Unless, of course, you have a partner who is not staying with you. In which case: RIP.

Sagittarius

A full moon on the 26th will put you in touch with your sensitive, contemplative side. You’re in the mood for reminiscing, so there is no better time to reconnect with old friends; especially ones with whom you have lost touch. Save your work and put it aside. Pour yourself a nice hot beverage. Use the circuit-breaker as an opportunity to reacquaint yourself with old flames like CS, DOTA, Skyrim, or World Of Warcraft.
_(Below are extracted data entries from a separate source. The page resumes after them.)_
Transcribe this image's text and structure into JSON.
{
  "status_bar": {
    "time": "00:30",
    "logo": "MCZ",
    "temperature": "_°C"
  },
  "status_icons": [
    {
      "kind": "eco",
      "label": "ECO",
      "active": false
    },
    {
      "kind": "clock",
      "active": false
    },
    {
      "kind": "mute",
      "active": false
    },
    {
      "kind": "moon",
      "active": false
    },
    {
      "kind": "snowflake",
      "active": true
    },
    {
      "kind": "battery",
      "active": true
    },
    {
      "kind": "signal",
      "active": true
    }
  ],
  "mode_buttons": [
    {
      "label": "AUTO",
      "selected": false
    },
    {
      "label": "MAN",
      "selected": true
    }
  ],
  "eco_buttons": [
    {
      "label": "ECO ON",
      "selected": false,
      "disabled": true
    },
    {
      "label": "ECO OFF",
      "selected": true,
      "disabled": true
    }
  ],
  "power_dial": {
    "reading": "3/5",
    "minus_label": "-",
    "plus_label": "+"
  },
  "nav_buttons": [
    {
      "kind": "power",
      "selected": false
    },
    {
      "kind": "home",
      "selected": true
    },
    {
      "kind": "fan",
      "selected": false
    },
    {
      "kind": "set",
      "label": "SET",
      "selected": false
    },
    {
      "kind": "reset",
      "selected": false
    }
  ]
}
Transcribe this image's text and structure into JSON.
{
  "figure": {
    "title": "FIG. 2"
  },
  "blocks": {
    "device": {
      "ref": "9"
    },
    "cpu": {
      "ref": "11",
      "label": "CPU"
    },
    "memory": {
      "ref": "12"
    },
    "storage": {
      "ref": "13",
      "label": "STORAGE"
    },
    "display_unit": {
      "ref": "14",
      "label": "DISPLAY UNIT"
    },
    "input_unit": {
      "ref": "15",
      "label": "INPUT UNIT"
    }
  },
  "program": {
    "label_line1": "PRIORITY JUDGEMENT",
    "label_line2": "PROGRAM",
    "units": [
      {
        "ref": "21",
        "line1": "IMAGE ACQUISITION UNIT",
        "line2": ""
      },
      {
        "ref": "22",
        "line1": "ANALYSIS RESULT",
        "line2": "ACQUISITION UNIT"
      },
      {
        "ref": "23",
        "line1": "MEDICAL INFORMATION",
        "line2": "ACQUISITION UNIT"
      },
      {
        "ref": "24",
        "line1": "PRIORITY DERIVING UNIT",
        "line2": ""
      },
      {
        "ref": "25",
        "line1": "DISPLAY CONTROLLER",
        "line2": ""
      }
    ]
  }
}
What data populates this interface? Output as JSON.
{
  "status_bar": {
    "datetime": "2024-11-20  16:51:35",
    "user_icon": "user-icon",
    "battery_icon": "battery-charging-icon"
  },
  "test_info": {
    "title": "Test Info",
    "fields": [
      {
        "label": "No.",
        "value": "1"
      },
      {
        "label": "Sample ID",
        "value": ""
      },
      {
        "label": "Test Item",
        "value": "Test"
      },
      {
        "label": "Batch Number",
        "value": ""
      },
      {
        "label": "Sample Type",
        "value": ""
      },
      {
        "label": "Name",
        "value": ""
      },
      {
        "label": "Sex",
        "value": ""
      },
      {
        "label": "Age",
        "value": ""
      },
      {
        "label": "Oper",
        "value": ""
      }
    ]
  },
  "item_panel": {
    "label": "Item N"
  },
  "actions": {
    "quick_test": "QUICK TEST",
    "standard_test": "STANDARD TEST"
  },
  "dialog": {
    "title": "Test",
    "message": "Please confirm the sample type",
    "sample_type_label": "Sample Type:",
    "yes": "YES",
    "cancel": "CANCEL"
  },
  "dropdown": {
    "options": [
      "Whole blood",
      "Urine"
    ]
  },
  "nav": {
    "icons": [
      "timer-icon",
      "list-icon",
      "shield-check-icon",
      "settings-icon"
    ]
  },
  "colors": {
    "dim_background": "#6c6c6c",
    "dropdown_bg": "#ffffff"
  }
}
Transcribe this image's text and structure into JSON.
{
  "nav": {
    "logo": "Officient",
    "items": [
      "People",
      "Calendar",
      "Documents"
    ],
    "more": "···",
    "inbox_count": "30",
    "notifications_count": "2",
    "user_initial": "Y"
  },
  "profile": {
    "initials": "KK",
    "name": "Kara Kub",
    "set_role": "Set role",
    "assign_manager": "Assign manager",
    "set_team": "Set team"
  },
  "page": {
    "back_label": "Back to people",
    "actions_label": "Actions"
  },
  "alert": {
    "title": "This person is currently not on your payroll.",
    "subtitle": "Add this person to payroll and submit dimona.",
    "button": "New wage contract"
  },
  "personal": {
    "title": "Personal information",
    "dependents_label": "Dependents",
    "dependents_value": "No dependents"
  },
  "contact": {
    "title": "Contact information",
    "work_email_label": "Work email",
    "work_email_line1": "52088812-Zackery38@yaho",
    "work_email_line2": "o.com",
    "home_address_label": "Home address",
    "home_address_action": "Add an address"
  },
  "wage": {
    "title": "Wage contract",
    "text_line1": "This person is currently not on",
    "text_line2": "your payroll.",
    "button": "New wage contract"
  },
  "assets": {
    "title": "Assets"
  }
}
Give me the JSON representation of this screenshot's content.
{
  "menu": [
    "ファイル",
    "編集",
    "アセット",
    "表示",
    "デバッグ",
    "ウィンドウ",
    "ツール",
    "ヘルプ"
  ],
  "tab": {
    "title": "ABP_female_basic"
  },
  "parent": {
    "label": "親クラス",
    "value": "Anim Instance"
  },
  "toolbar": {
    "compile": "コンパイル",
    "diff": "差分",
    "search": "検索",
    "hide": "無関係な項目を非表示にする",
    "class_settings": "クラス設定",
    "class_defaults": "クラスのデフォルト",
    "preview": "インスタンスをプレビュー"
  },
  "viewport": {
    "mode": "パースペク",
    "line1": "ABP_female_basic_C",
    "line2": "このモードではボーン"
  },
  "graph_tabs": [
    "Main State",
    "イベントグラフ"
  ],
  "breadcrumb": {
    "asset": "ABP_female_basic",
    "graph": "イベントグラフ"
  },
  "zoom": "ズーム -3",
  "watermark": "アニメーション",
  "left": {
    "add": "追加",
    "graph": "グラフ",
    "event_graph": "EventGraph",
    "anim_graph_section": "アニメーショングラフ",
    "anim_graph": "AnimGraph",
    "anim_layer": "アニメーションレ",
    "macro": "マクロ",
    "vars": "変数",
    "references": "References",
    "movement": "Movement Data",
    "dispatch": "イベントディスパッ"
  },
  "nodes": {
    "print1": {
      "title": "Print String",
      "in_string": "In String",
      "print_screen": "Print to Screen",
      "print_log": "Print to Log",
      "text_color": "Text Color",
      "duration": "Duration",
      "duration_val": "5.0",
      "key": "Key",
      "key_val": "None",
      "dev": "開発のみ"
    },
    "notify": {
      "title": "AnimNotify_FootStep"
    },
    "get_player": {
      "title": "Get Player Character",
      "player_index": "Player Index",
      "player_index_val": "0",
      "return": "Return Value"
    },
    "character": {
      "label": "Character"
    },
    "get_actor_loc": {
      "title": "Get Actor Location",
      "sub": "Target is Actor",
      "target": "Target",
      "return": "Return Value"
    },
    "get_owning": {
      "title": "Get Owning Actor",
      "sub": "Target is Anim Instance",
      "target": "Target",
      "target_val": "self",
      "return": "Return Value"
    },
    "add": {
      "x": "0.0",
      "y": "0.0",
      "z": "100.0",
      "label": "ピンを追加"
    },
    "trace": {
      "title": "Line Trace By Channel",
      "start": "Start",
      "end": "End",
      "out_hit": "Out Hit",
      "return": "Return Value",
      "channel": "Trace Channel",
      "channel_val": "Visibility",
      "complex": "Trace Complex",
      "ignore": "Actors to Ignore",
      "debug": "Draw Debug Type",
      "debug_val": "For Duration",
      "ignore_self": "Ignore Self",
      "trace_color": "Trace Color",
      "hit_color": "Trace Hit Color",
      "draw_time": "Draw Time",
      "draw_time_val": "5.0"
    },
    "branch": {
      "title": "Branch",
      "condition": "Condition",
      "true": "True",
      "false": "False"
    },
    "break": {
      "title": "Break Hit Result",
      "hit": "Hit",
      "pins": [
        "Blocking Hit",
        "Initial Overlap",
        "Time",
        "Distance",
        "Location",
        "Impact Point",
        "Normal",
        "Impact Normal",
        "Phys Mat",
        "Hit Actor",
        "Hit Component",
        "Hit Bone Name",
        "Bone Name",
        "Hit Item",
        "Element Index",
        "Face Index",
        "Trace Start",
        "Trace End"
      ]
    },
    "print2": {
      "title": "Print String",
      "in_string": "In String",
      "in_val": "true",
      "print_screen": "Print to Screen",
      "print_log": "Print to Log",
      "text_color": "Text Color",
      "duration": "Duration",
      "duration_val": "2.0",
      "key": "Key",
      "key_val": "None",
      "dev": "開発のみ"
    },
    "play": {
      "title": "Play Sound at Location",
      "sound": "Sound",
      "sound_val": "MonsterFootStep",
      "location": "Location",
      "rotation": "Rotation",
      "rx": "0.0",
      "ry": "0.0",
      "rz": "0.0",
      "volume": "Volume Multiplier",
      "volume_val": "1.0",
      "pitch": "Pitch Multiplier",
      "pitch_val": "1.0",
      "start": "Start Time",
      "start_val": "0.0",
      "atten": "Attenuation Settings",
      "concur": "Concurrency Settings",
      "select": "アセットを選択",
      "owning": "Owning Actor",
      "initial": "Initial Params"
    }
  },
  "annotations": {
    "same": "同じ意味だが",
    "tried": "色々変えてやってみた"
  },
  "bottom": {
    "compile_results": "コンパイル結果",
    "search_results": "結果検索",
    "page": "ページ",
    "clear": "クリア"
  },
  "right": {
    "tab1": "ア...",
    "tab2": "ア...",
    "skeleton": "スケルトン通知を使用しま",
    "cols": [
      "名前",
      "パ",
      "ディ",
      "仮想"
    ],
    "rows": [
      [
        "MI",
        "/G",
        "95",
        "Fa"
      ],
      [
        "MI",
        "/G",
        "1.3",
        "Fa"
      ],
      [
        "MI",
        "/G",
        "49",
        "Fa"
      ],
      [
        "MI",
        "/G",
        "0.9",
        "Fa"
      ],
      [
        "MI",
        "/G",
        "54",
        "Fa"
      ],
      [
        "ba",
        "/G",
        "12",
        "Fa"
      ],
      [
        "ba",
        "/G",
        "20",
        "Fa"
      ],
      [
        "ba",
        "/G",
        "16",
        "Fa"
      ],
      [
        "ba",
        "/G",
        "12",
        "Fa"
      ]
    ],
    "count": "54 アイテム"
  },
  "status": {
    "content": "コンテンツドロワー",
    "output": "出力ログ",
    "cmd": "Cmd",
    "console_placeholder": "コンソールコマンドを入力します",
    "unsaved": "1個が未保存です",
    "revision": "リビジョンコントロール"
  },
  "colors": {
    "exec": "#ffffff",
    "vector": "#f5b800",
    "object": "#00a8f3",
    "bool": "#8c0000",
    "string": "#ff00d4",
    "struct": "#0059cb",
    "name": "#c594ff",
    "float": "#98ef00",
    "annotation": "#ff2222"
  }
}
Under Saturn’s influence, you might find the Tornado-Meatball combo returning to your arthritic fingers much more quickly than anyone could have anticipated. Just remember to report missing or risk getting an earful from the safe-lane drow.

Capricorn

April is a good time to forgive one’s past mistakes and accept the future. Focus instead on the practical aspects, as befits your nature. Hotpots are a great way to get rid of expiring food. Bread can be frozen to last a few more months. Stow your extra toilet paper under the bed to avoid the judgment of Aquarians and Libras.

Aquarius

Big important things are happening in the world right now. It is important to tackle them head-on before calling a General Elec—I mean, attending to more general matters. Your friends will clamour to offer advice, but it is crucial to discern between well-intentioned criticism and opportunistic kpkb. With Venus in its 2nd house, this week is also the perfect time to settle the problem of your family’s, um, house. Reconciliation is possible once you let go of your ego. Embrace them with open arms, and reserve judgment for a certain Minister who messed up the migrant workers’ situation  for those who have taken your generosity for granted.

Pisces

Anxiety will invade the better part of your life as Pluto and Jupiter face off against the sun. You might find yourself frazzled by events happening around you. 

Be mindful not to let your emotions overwhelm the better part of you. Detach from the never-ending news cycle. Set little goals for yourself. Visit a friend on the sly. Go for walks in the park. Sit on a bench, take off your, mask and smell the rambutans. Enjoy some invigorating exercise when the police spot you and give chase.